The origins of the town go back to ancient times. When Perugia conquered the territory in the 12th century, Deruta was transformed into a border fortress to defend Perugia against Todi and other potential enemies, but by the 13th century Deruta had its own statute and governed itself independently. The 14th and 15th centuries were periods of great upheavals with alternating dominations, destruction and large-scale plagues. Domination by the Baglioni family from Perugia in 1500 was the start of the reconstruction of most of the town and meant that Deruta was able to rise from its ashes.

During the Salt War in 1540, Deruta sided with the Roman Catholic Church, which went on to win the war and rewarded the town by exonerating it from paying taxes for many years. From that time on it was part of the Papal States until the Unification of Italy. From mid 1500 the town enjoyed a long period of peace that coincided with an all-time peak in majolica production that made Deruta famous all over the world.

Majolica ceramics

The local clay was good for ceramics, whose production began in the Early Middle Ages, but found its artistic peak in the 15th and early 16th century, with highly characteristic local styles. In the 16th century Deruta produced the so-called “Rafaellesco” ware, decorated with fine arabesques and grottesche on a fine white ground. Deruta has over 200 ceramic workshops, most of which retail their own goods along with other retail shops which display and sell pottery products.

Art and Culture

To be seen in the historical town centre is the San Michele Arcangelo city-gate, with traces of the ancient city walls to the sides. The polygonal fountain was constructed by the Quinqueviri, public bankers, in 1848. Piazza dei Consoli opens up shortly beyond and features the Palazzo Comunale, town hall, which houses the Art Gallery containing an important collection of paintings from the churches of San Francesco and Sant'Antonio.
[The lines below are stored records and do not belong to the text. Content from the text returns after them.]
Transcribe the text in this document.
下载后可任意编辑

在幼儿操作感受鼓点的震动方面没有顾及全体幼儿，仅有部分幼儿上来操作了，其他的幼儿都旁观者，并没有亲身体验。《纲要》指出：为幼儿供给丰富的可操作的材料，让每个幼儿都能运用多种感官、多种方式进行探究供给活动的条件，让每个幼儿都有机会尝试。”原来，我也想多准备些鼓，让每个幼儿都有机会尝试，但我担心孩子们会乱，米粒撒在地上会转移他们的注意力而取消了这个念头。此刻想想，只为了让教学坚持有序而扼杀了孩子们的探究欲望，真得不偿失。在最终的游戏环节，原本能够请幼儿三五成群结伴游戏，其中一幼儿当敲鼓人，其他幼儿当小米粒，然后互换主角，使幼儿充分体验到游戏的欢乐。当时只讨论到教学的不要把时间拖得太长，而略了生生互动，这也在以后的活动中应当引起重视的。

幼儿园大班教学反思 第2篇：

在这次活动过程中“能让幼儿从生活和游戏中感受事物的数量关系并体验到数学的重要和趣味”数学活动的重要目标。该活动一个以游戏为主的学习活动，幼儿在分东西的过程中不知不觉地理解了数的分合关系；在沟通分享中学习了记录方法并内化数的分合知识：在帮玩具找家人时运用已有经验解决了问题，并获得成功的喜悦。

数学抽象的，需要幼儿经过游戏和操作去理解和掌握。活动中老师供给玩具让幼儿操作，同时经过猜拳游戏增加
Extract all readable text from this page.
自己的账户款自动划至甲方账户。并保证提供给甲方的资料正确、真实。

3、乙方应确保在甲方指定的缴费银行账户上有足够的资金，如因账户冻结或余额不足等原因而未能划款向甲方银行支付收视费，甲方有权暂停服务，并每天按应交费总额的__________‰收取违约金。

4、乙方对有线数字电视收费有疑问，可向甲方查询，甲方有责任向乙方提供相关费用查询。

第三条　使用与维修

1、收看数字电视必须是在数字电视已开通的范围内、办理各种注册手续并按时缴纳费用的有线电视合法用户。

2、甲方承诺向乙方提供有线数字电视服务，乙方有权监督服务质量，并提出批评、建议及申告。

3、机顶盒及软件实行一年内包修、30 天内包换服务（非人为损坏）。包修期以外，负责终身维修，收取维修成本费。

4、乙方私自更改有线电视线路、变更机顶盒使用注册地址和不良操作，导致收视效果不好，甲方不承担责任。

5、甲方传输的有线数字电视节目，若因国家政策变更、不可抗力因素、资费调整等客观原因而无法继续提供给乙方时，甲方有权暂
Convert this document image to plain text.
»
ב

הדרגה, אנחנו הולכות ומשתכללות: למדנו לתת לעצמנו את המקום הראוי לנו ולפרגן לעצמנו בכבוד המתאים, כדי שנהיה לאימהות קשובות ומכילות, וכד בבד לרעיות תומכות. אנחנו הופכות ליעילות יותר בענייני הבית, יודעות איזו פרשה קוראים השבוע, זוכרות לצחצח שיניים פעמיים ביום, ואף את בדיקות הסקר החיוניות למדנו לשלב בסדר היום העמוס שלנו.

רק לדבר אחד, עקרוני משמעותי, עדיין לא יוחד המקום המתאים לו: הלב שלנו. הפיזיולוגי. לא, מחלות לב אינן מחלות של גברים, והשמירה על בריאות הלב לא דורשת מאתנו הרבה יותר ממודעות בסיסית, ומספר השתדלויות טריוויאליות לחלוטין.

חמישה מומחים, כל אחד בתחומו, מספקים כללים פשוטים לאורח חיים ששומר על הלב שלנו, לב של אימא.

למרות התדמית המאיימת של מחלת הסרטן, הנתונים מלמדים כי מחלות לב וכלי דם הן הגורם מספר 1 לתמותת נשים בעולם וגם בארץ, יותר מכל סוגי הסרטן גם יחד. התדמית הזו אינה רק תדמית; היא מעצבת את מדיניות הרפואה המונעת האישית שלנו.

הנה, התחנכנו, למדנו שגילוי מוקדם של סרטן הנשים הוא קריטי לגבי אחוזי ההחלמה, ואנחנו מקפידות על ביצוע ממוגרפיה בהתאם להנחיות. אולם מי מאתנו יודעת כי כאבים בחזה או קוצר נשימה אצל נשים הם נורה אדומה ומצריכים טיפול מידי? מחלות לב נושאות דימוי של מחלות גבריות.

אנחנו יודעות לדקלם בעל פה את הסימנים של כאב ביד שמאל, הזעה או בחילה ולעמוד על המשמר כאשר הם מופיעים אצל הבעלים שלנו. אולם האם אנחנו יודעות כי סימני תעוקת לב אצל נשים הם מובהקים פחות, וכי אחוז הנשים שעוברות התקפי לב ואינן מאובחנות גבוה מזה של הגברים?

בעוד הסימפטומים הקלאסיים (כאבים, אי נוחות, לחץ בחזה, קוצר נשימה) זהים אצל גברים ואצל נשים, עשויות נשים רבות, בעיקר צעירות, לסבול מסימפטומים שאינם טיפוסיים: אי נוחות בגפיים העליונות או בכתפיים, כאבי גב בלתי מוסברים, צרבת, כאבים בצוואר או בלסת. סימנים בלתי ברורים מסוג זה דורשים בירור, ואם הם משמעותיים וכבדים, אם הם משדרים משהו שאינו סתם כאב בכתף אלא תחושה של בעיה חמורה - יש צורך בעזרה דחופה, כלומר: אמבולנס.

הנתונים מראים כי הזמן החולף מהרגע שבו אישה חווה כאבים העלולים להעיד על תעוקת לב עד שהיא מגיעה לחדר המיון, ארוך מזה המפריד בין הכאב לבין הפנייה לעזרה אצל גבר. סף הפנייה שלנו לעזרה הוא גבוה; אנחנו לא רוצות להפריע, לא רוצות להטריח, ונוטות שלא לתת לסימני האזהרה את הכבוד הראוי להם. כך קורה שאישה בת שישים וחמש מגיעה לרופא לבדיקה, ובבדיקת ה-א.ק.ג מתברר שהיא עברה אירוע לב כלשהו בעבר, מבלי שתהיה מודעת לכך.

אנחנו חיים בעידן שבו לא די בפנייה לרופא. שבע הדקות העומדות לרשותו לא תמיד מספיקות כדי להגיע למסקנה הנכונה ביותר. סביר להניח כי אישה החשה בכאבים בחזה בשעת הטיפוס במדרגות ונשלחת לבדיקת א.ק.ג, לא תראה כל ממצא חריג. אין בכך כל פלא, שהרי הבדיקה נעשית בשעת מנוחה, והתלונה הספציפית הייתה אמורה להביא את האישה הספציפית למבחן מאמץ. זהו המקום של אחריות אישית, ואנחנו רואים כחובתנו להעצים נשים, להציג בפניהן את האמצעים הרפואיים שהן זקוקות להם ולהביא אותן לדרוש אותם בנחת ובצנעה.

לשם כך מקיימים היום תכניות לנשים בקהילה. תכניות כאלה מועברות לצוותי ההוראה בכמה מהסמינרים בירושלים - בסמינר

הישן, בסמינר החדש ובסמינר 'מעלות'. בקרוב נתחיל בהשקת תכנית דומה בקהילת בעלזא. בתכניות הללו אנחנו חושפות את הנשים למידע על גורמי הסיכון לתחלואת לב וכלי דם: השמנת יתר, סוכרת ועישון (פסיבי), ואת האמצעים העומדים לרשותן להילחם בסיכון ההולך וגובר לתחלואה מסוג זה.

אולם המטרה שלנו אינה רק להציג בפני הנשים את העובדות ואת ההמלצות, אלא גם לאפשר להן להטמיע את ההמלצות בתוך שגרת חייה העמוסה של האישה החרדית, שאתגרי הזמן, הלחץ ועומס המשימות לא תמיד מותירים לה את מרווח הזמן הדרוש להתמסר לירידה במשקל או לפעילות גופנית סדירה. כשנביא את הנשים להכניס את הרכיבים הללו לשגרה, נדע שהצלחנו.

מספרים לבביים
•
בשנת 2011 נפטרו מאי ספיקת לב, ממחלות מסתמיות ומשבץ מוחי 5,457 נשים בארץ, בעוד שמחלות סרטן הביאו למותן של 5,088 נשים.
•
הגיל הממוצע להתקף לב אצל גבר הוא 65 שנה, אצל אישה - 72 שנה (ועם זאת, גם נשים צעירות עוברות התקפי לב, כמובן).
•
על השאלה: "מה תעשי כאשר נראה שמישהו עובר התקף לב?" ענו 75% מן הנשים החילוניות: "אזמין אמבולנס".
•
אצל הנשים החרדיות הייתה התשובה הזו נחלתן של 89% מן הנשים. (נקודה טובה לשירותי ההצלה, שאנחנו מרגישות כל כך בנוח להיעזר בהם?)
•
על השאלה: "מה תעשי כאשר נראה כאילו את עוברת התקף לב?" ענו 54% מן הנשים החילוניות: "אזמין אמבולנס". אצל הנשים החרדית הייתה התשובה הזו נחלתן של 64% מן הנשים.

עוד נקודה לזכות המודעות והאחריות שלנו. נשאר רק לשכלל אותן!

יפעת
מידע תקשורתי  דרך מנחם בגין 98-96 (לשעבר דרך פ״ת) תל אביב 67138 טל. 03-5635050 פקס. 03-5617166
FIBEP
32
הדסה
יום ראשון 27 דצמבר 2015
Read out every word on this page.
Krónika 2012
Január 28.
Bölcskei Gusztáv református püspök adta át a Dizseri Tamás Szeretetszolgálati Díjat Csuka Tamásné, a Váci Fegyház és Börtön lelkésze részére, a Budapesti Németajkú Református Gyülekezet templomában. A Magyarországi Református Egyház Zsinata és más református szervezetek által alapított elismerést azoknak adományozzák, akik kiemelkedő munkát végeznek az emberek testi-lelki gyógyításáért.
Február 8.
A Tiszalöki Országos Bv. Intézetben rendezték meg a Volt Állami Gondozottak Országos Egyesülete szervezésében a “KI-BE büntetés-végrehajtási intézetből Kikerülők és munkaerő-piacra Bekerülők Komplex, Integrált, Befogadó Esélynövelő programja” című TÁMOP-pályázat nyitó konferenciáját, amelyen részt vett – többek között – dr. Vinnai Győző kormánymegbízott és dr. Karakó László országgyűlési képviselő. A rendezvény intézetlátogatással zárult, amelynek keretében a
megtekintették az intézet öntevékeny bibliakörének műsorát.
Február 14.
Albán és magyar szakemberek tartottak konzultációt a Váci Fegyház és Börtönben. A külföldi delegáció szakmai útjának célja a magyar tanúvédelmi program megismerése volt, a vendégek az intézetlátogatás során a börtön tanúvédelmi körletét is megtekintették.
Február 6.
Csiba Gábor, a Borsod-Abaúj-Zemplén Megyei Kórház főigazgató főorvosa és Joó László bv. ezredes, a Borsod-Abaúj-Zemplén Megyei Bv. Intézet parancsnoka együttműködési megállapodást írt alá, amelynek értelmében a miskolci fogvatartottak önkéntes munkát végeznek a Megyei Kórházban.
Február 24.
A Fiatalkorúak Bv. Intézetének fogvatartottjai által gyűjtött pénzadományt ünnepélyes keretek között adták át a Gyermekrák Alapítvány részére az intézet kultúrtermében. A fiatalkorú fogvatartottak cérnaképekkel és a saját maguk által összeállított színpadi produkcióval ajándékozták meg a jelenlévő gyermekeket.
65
In front of the municipal building is the church of San Francesco in Gothic style. Next to this is the ex-convent, founded in 1008 by Benedictine monks and later given to the Franciscans, where the magnificent ceramics from the archaic period to today can be admired. Noteworthy is the church of Sant'Antonio Abate that contains significant frescoes by Bartolomeo and Gian Battista Caporali.

In the vicinity the Santuario della Madonna dei Bagni can be seen, which contains an extraordinary collection of ceramic tile votive offerings made by the locals over the last four centuries. Worth a visit are Castellone and the ruins of the Casalina castle.